Les réalisations passées et les priorités de demain étaient au centre de l’édition 2024 du Journées européennes de la recherche et de l’innovationqui s’est déroulé à Bruxelles et en ligne les 20 et 21 mars. L’événement a attiré des milliers de décideurs, de chercheurs, de représentants de l’industrie et de visiteurs du grand public.
Horizon Magazine s’est entretenu avec le professeur Manuel Heitor, président d’un Groupe d’experts qui évaluera l’actuel programme européen de financement de la recherche (également appelé Horizon Europe) et qui définira les priorités du programme qui lui succédera. Avec un financement de près de 100 milliards d’euros pour la période 2021-2027, Horizon Europe représente le troisième poste budgétaire de l’UE.
M. Heitor est professeur à l’École d’ingénierie et de technologie de l’Université de Lisbonne. Ancien ministre portugais de la Science, de la Technologie et de l’Enseignement supérieurDans l’interview, il aborde des aspects très divers, allant des conséquences de l’invasion de l’Ukraine par la Russie à l’objectif de l’Europe de consacrer au moins 3 % de son produit intérieur brut à la recherche et au développement.
Quelles sont les principales réalisations de la recherche européenne à ce jour ?
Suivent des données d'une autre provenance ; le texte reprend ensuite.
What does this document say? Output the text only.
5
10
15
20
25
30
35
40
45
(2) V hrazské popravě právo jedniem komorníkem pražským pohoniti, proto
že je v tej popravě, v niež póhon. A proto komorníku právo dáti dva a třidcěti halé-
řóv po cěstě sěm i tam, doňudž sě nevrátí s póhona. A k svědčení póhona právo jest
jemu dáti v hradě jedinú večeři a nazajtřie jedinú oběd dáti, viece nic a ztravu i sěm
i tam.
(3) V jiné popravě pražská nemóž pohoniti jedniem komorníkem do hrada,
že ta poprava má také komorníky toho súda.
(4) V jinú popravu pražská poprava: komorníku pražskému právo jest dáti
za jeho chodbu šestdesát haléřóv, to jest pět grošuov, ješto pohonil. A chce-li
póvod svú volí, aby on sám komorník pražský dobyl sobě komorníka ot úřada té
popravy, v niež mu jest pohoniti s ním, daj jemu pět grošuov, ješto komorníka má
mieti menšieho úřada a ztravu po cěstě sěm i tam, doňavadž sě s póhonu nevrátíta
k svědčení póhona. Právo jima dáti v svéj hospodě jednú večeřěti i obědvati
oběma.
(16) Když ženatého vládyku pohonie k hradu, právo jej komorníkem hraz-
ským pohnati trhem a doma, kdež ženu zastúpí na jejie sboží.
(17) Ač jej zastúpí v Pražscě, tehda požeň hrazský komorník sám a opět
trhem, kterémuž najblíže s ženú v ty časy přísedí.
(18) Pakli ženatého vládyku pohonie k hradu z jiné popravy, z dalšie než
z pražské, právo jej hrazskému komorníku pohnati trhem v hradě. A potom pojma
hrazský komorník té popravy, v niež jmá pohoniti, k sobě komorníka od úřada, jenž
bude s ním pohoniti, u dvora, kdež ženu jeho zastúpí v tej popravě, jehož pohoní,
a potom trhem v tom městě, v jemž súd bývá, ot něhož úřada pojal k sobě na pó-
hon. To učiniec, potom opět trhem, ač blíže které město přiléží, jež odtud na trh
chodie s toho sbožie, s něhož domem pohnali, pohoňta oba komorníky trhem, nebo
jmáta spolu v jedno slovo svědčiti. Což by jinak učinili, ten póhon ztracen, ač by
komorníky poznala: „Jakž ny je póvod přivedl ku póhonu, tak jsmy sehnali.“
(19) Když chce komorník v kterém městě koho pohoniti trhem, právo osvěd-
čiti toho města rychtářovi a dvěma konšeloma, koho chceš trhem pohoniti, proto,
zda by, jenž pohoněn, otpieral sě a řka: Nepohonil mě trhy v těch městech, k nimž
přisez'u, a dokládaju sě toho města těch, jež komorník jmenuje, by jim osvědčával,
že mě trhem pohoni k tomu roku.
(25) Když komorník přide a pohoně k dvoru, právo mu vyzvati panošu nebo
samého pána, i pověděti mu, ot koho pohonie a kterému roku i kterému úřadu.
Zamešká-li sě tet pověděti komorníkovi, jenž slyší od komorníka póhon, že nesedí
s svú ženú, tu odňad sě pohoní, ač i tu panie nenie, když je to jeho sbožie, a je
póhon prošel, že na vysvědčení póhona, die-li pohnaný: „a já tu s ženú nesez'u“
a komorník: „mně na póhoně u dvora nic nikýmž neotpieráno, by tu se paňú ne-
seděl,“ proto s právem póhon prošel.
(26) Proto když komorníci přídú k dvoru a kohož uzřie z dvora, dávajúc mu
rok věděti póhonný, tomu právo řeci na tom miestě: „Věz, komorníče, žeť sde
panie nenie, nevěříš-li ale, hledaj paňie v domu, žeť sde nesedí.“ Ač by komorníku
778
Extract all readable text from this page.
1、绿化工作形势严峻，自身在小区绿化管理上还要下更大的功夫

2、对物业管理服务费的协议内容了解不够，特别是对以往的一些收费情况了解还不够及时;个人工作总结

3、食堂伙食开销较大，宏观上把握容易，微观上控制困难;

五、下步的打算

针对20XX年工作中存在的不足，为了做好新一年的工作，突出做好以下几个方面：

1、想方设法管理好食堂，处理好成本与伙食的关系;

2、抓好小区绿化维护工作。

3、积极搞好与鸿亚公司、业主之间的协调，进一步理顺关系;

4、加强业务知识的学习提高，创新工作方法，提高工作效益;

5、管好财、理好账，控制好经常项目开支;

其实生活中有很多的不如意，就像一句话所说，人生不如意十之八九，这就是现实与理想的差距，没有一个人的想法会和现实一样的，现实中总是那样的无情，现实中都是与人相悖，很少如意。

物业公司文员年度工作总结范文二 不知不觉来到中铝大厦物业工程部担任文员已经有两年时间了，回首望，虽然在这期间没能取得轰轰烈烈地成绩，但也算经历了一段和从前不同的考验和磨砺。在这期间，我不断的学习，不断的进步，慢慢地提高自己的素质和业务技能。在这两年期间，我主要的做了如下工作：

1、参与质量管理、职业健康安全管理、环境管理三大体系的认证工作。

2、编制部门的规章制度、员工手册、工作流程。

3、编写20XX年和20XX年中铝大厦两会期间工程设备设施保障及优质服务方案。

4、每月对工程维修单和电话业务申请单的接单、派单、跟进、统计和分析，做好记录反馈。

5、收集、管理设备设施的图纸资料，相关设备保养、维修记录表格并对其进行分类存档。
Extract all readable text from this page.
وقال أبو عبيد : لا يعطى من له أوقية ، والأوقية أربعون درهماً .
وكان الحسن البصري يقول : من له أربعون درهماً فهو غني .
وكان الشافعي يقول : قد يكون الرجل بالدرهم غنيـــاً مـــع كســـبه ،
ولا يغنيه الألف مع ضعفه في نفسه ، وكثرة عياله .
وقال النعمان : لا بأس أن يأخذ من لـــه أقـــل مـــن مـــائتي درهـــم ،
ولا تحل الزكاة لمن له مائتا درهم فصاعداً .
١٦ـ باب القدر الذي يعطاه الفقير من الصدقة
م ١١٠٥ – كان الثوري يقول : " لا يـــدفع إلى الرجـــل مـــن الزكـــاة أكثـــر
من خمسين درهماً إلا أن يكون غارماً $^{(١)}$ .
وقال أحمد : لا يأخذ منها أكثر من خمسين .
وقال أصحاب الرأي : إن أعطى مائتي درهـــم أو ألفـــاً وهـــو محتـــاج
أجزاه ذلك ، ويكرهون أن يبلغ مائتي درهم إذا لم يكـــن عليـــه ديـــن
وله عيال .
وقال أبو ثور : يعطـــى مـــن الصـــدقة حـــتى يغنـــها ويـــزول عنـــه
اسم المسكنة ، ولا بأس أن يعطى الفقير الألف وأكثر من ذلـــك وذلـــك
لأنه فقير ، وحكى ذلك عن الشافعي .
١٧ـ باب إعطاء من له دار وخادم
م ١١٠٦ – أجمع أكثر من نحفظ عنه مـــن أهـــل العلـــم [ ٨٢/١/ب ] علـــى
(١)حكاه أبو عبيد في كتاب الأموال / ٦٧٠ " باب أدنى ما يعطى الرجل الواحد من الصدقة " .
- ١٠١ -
L’Europe a tiré de nombreux avantages des programmes-cadres de l’UE. Le nombre d’emplois dans le secteur de la recherche a considérablement augmenté, passant de 1,38 million en 2011 à plus de 2 millions en 2021.
Les entreprises en ont également bénéficié. Celles qui ont bénéficié d’un financement pour la recherche ont vu leurs effectifs augmenter de 20 % et leur chiffre d’affaires de plus de 30 % par rapport aux autres.
Mais surtout, il y a ce que nous avons appris. Nos villes sont devenues plus durables et plus vertes, principalement grâce à des projets de recherche financés par l’UE. Nous rendons également nos industries plus respectueuses de l’environnement, de la sidérurgie au secteur automobile, en passant par l’industrie de la chaussure et du textile. Les activités industrielles ont grandement bénéficié des investissements de l’UE.
A quoi penses-tu en particulier ?
La grande force des programmes réside dans le cadre de collaboration unique qu’ils offrent. La collaboration entre l’industrie et le monde universitaire, la recherche et l’innovation ainsi qu’entre différents secteurs a grandement contribué à forger l’identité européenne.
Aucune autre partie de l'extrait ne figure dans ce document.